For those of us living in Canada, there are a few benefits. First, we don’t have the absolutely ridiculously high insulin costs that our friends to the south are being subjected to. My son was pleasantly surprised when he was forced to buy his first vial of insulin and it cost him less than $40.
$40 for a person who is in school and working part-time is enough of a cost however. Thankfully his expense is temporary. He has two options for coverage. He is trying to get back on his father’s insurance because he is in school. If that becomes more of a hassle than it is worth, he can still apply for the provincial drug plan to help offset the costs of diabetes supplies.
If you don’t have those options however, diabetes is exceptionally costly. In February of 2015, I sat down and figured out exactly how costly it would be for me to have Type 1 diabetes and use an insulin pump. I don’t have private health care coverage, I am too old for the current provincial insulin pump program and I wouldn’t qualify for much of a rebate through our provincial program because of income.
For me to use a sensor augmented insulin pump to maintain my diabetes care, in 2015, I established that it would cost me approximately $14,500 per year. That is over $1200 per MONTH. Obviously this total would be drastically reduced if I just wanted to use a syringe and injections. Either way, I would still require insulin, syringes, test strips, ketone strips, alcohol swabs and glucose tablets to just name a few items to stay alive.
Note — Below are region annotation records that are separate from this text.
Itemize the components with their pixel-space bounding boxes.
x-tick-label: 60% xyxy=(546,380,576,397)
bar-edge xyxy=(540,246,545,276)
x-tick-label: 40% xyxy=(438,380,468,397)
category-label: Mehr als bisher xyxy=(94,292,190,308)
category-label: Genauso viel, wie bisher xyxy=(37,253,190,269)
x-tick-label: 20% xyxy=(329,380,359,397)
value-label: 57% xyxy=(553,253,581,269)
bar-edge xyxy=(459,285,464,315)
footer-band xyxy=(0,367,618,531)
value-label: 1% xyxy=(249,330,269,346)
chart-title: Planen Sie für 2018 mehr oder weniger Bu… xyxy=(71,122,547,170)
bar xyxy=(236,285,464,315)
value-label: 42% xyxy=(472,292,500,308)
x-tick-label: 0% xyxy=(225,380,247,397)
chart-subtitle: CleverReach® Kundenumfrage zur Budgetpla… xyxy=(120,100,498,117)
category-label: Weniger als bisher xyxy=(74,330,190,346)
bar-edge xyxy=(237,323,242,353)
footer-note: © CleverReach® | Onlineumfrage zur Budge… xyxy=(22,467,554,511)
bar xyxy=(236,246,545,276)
Can you imagine being a young adult and having to save, at minimum, the amount of a car payment just to cover your expenses? What if you wanted to have a family but you have diabetes? You need to be able to afford diapers, clothes, food and diabetes supplies for yourself. Even those who no longer have children are not immune. No matter what your age, you carry the need to pay for life-sustaining medical equipment for as long as you live. That must be exhausting.
There is no cure. There is no end in sight. All those of us who love people with diabetes can do is continue to offer emotional support. We can continue to assist with care and those of us in the advocacy realm can continue to ask governments and insurance companies to provide greater help. Diabetes is an exceptionally costly disease. We must do all we can to help our loved ones deal with it.